Aseaiel held back a smile, hearing within her son’s voice a tone of longing, and of melancholy.

“Oh?” She asked, dropping her eyes to the letters her son had placed within her hands. She slipped the sealed scroll from Elrond through the belt at her waist, and broke the seal of the letter from Celeborn. “To fight?” She asked absently as her eyes slowly began to travel over the words.

“Yes.” He returned, his voice almost forlorn.

“Well, Elrond has raised her well. She is a maiden who follows her heart.” Aseaiel glanced back up at him, searching his eyes. “She will not be held back when she sets her heart upon something. She is good for you, my son.” Her eyes returned to the parchment before her, and she asked as she read, “Lalaith wasn’t hurt, was she?”

“No.” Legolas shook his head quickly. “But-,”

“Oh,” Aseaiel breathed softly, and a hand went to her mouth, and her eyes stopped at the words that made her face blanche. “One of the Lórien Elves fell.”

“And Lalaith was next to him when he was struck down.” Legolas murmured. “I think-, the arrow was meant for her, but he took it instead and-,”

“Lalaith is changed, somewhat?” Aseaiel asked quietly, lowering her hand so that Celeborn’s letter fell against her skirt, forgotten for the moment as she turned her attention fully upon her son.

“She is.” Legolas muttered in a soft voice. “She was quiet on our return to Imladris, and during the remainder of my stay, she seemed thoughtful, and morose. She did not avoid my company, but she did not seek me out, either. She did not sing so readily as she used to, and she laughed not at all. She hardly spoke, unless I spoke first.”

“And you are worried for her?” Aseaiel asked softly, smiling gently as she asked with soft inquiry, “Worried for her feelings for you, perhaps?”

“I do not know if she could ever-,” Legolas’ voice ended, his thought unspoken.

“Of course, she came to see you off at your departure.” Aseaiel said as a statement, rather than as a question.

“Yes.” Legolas breathed, his eyes gazing off elsewhere, as at a memory for which he felt great fondness, yet one which he also felt great uncertainty over.

“Then you have nothing to fear.” Aseaiel consoled, reaching out, and putting a hand gently upon her son’s arm.

“She has experienced a great tragedy, Legolas.” Aseaiel continued, and sighed deeply as Legolas’ eyes returned to study her own; eyes that reminded her so much of the plaintive, passionate child he had once been. “She has a pained and confused heart I would wager, yet she is strong. She is growing because of it. Her love for you has not waned, my son. She will be better for what has happened. And the bright maiden she was before will return, though wiser than she once was.”

“Do you think so, Mother?” Legolas pleaded, his brows knit into a somber, thoughtful expression, showing, without words the deep, poignant feelings of his heart.

“I am certain of it.” Aseaiel assured him, lifting her hand from his arm, and gently touching his youthful cheek. So strong and wise he was, a son to be proud of. And yet at times so adorably timid and unsure, most often when his thoughts were turned upon Lalaith.

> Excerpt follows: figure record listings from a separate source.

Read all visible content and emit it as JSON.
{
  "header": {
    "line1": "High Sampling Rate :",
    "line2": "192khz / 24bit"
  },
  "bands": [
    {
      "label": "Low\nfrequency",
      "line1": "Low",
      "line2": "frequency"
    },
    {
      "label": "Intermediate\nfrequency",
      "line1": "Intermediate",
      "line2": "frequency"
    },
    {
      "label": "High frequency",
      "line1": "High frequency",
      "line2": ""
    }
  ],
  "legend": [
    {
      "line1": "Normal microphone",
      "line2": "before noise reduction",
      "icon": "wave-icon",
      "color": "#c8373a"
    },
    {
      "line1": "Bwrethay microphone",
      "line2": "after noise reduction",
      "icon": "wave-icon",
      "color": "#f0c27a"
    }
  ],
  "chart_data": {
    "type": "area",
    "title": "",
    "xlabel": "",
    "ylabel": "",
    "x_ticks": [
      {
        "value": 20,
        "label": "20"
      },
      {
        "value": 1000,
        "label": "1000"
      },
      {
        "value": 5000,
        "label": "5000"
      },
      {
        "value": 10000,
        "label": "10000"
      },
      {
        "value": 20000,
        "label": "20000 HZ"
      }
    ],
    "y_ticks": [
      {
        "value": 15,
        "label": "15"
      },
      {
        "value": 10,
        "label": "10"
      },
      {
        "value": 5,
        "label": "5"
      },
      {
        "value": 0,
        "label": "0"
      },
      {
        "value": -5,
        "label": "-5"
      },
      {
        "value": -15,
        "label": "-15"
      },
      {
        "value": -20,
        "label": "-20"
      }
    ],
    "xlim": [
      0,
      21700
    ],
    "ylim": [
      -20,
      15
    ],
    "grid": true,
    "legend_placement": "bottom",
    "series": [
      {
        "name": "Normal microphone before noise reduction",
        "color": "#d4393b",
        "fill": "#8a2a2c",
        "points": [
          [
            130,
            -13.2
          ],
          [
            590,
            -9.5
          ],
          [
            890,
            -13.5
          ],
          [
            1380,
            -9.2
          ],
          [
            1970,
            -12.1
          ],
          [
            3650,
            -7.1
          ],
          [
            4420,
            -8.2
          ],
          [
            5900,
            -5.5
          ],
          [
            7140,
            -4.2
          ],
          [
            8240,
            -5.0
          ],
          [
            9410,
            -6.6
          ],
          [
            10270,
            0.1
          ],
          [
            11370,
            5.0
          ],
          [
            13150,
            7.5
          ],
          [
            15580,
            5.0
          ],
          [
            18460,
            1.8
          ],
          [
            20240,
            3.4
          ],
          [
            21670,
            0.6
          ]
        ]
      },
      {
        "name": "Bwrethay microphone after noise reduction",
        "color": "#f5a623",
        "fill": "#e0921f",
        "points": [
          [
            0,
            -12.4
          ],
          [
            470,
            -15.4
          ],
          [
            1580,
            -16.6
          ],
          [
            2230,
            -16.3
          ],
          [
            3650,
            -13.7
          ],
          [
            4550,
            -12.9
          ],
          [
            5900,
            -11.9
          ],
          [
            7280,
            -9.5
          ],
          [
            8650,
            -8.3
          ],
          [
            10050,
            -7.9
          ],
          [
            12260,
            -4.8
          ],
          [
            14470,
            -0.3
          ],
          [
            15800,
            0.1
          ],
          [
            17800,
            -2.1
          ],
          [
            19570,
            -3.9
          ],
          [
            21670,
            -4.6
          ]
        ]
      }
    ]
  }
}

“Return to her in the spring, Legolas.” Aseaiel suggested suddenly, with a brightness in her voice that caused a spark to take hold within her son’s eyes. “See her again, and soon. When the first buds begin to push out of the ground, go to her. I know she will be glad to have you return to Imladris, so quickly. You will see the change for yourself, then.”

“Would Father allow me to go back, so soon?” Legolas asked, his eyes dimming with worry.

“He will.” Aseaiel assured her son in a consoling voice that brought a hopeful smile to his lips. “For your father is as fond of Elrond’s golden haired niece as I am.”

Looping her free hand through Legolas’ arm, Aseaiel urged, “Come. Let us go find him. He will be wanting to see these letters, I think.” With a smile, she added in a playful tone, “And if he is reluctant to send you back so soon, then I will overrule him.” She smiled sweetly. “For I am the queen. And I can be as zealous as Galadriel, when I have a mind to be.”

Legolas stifled a smile, for he knew that his mother was right, and his heart lightened considerably as he followed his mother’s lead as she led him from her workroom, off in search of Thranduil.